It was so bad I did not want to go back home. I decided to go to a hotel. I left work that night planning on getting a hotel room. I did not want to ever see her again. I was that disappointed. And, hate never entered my mind. Disappointment is the word that did enter my mind. I was disappointed in her.

And I was mad at God. Instead of going to a hotel, I drove a round a bit. Then I ended up parked at the beach. In fact, it might have been almost a year ago to this day. As I'm writing this, it's November 14. I was beside myself.

I threw a fit in my car. I crinkled up every last piece of paper in my car. I tossed stuff. I threw stuff. I tossed and threw obscenities into the air. I was utterly mad at God.

"Why did you do this to me. Here I have always been faithful to you. I have always worked to be a good Christian. I pray every night. I prayed to find her. You found her for me. We had a perfect marriage. And then you took it all away! Why!"

So mad was I. Then I stopped. I meditated. Sometimes, when you meditate, you hear God's voice. A message is sent to your mind. But, on this day, there was nothing.

"Please, God! Please give me an answer."

Nothing.

Now, I know this now and not then. But, there is this old saying. It goes something like this: "Sometimes your prayer has already been answered."

Okay? I know that now. God gave me this gift of divorce. It was a gift. He helped me get away from that stress. He gave me a chance to start all over. And I would more than succeed at piecing back together my life. But, there was no way I could have possibly known that on that day.

So, the next day I'm sitting at work. My coworker says, "John, what's wrong? I can tell something is wrong with you."

I told her my story. All of it. And I told her of my Job like moment the night before.

And she said, "John, that wasn't God doing that to you. It was some other guy."

It was the Devil.

Ahh, how could I not see that? Her words caused goose flesh to creep up my spine. It brought a feeling of awe and joy. And, of course, "Doh! How could I not have seen?"
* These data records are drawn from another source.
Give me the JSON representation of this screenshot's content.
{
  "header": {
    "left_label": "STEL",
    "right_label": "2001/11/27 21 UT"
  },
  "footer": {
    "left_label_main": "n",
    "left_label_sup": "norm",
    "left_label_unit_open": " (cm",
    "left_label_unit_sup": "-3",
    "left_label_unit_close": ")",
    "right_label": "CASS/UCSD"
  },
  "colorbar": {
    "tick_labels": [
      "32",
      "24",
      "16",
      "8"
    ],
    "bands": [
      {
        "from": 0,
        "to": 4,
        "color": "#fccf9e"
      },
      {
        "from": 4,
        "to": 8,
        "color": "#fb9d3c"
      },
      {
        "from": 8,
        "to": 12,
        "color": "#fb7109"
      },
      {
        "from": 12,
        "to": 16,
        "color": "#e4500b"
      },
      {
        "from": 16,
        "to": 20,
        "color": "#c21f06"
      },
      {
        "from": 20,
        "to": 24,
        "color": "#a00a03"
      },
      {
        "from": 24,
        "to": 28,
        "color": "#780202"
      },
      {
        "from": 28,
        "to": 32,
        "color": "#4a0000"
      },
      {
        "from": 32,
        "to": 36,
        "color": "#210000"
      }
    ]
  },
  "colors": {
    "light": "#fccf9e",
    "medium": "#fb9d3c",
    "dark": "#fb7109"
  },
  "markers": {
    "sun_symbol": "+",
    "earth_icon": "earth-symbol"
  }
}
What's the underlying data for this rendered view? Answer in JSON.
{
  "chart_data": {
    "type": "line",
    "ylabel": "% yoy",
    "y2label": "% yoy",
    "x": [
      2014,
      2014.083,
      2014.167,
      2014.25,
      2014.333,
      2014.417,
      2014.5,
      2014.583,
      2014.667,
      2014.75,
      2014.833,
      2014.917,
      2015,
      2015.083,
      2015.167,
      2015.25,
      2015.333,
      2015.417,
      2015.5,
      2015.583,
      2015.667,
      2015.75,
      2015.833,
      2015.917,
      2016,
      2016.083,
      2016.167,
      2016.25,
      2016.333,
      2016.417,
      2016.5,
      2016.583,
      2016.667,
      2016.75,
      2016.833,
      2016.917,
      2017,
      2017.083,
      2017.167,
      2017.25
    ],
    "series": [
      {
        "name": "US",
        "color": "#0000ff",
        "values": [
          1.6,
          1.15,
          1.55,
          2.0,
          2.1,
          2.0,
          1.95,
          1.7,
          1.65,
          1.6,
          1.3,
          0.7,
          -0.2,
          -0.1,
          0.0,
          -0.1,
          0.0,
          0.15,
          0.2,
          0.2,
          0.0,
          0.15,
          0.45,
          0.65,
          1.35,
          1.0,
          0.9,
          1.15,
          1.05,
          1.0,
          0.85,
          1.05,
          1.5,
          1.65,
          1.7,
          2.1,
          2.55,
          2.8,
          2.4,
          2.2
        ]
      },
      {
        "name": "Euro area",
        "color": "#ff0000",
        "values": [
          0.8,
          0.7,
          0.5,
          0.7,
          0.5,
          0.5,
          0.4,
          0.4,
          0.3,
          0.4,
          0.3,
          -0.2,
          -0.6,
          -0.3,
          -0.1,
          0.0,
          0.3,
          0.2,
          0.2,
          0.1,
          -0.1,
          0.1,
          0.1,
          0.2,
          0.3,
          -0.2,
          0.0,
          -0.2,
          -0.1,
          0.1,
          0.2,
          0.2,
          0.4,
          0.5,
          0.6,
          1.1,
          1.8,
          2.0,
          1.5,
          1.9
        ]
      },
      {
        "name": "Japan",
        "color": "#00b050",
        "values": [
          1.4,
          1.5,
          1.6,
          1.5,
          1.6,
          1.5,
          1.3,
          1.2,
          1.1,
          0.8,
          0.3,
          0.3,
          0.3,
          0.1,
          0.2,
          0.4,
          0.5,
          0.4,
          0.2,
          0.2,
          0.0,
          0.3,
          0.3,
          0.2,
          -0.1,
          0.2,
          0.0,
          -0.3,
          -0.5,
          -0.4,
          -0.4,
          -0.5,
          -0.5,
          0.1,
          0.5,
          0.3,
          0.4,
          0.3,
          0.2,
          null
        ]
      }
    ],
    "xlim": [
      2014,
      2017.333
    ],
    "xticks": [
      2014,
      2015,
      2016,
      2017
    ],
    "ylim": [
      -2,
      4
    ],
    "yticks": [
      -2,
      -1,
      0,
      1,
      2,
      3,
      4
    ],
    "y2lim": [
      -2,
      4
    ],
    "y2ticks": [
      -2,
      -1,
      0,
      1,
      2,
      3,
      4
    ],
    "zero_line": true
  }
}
"It's because you were so deep. It blinded you to the truth," she said, "But, God would never do that to you."


3 comments:

  1. John, the similarities to your experience are incredible. My wife was a staunch believer who decried divorce as of the devil and even pronounced to the family (after my 10 year old daughter asked if we might divorce) just 5 months prior that the only way one of us was leaving our marriage was "in a pine box". Now, as the divorce crawls toward completion and she is attempting to take as much of my time with them away, I'm still sad and in disbelief. I'm 50. I've known her since I was 10 years old and I don't think I know her at all. She said similar things to me in the final months together and left me in shock. Thank you for your post.